ChatGPT leads the pack of LLMs when it comes to the best choice for developers, according to a new report by New Relic, an AI-based observability platform that helps businesses eliminate interruptions in digital experiences.
The report, which was based on the usage data of about 85,000 of its customers over a period of one year, reveals that developers are using the largest general-purpose models, led by OpenAI’s ChatGPT, which accounted for more than 86 per cent of all LLM tokens processed by New Relic customers.
The maiden report, AI Unwrapped: 2025 AI Impact Report, captures how developer choices fundamentally transform the AI ecosystem.
The findings also highlight increased model diversification as developers explore open-source alternatives, specialised domain solutions and task-specific models, although at a smaller scale.
Meta’s Llama emerged as the model that saw the second largest amount of LLM tokens processed by New Relic customers. In fact, New Relic saw a 92 per cent increase in the number of unique models used across AI apps in the first quarter of 2025.
“AI is rapidly moving from innovation labs and pilot programmes into the core of business operations,” New Relic Chief Technical Strategist Nic Benders said.
“While ChatGPT is the undisputed dominant model, developers are also moving at the ‘speed of AI,’ and rapidly testing the waters with the latest models as soon as they come out,” he said.
The data show ChatGPT-4o has been dominating more recently, followed by ChatGPT-4o mini. However, adoption of ChatGPT from version-to-version is occurring seemingly overnight as developers pivot towards newer, better, faster and cheaper models.
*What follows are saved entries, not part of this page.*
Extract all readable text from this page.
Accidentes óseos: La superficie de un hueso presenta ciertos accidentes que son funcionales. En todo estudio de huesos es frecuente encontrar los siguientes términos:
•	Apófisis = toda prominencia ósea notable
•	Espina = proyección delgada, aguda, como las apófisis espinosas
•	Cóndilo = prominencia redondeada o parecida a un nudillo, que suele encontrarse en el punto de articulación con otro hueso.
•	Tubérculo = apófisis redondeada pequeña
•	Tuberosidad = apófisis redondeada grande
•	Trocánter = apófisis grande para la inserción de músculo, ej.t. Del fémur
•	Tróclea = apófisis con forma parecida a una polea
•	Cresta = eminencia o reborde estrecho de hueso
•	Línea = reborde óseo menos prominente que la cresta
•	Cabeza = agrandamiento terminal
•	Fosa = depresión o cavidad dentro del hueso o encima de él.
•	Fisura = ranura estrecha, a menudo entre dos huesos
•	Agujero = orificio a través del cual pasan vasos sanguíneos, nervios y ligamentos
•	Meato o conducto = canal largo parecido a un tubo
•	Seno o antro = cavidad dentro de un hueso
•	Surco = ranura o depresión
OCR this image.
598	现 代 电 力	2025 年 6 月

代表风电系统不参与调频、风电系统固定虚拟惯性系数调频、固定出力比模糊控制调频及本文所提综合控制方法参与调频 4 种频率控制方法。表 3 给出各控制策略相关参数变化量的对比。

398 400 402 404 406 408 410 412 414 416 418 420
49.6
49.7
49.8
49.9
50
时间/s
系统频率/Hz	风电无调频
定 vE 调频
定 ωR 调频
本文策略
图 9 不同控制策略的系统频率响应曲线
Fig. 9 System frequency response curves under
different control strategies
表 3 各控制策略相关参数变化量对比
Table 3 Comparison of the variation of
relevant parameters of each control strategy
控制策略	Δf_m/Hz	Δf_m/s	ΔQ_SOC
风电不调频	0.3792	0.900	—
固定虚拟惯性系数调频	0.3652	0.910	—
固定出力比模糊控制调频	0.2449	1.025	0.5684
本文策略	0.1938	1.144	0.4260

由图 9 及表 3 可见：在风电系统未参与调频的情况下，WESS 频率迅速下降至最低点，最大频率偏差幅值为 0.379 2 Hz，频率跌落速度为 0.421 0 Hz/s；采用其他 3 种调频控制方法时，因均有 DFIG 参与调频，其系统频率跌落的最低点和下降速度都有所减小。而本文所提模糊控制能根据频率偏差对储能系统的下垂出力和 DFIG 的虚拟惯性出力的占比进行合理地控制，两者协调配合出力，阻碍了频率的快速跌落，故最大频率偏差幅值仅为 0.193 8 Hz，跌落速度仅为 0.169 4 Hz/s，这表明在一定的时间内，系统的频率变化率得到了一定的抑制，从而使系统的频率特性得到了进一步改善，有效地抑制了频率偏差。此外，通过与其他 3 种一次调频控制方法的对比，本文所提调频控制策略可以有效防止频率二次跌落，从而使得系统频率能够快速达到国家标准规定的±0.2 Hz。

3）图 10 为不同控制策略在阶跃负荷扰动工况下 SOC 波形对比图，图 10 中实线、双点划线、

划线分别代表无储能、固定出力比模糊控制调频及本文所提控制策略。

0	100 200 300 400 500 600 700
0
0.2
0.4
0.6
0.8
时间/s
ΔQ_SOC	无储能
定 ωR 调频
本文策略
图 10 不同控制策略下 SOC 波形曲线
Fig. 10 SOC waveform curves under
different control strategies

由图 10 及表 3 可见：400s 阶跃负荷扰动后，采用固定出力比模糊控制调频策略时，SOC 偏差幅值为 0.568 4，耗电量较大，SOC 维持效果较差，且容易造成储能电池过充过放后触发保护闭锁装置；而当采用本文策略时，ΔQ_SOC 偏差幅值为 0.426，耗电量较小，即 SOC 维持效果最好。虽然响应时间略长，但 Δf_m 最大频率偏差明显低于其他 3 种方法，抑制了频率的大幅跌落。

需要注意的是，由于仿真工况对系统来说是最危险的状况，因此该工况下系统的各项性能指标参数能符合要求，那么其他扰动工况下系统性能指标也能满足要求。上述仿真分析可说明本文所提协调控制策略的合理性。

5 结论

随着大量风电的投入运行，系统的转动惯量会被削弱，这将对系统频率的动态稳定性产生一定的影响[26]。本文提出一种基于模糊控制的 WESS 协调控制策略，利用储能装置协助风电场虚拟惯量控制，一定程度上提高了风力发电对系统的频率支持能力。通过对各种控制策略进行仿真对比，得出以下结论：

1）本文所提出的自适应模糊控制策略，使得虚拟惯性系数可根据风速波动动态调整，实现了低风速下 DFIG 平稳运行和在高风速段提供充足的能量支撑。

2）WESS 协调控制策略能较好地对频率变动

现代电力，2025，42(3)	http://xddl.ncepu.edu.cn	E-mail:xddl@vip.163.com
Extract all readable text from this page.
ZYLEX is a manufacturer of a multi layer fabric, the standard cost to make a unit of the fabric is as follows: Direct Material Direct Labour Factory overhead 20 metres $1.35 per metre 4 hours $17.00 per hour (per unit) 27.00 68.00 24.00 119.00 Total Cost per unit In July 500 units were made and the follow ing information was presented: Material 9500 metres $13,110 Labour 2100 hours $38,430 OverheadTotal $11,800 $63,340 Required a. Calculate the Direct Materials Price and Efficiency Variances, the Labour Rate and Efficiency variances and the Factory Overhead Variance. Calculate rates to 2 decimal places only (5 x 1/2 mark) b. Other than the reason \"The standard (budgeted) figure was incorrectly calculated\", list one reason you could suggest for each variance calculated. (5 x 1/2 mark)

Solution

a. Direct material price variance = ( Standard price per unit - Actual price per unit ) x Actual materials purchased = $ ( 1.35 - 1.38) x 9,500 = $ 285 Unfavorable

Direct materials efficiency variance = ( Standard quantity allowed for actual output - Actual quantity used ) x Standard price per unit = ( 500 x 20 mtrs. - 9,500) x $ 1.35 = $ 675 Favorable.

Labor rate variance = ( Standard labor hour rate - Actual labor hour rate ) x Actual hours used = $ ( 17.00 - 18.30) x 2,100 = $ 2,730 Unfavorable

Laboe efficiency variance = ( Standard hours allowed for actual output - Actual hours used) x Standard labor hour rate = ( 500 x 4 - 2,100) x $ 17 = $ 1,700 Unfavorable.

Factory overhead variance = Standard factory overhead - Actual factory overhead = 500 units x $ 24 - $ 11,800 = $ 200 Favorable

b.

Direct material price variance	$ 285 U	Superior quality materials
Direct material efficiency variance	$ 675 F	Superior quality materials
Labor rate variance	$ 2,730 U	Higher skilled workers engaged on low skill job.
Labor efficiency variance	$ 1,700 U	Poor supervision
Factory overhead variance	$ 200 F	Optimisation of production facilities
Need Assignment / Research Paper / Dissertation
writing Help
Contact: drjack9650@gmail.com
“New Relic users have been rapidly shifting from ChatGPT-3.5 Turbo to ChatGPT-4.1 mini since it was announced in April. This shows that developers value cutting-edge performance and features more than savings,” the report said.
Python domination
With the most momentum, support and tooling, the data show Python continues to dominate AI applications, with customer adoption growing nearly 45 per cent since last quarter. Node.js followed Python. However, Java usage has grown rapidly at 34 per cent since last quarter, signalling more production-grade, Java-based LLM applications are to come from large enterprises.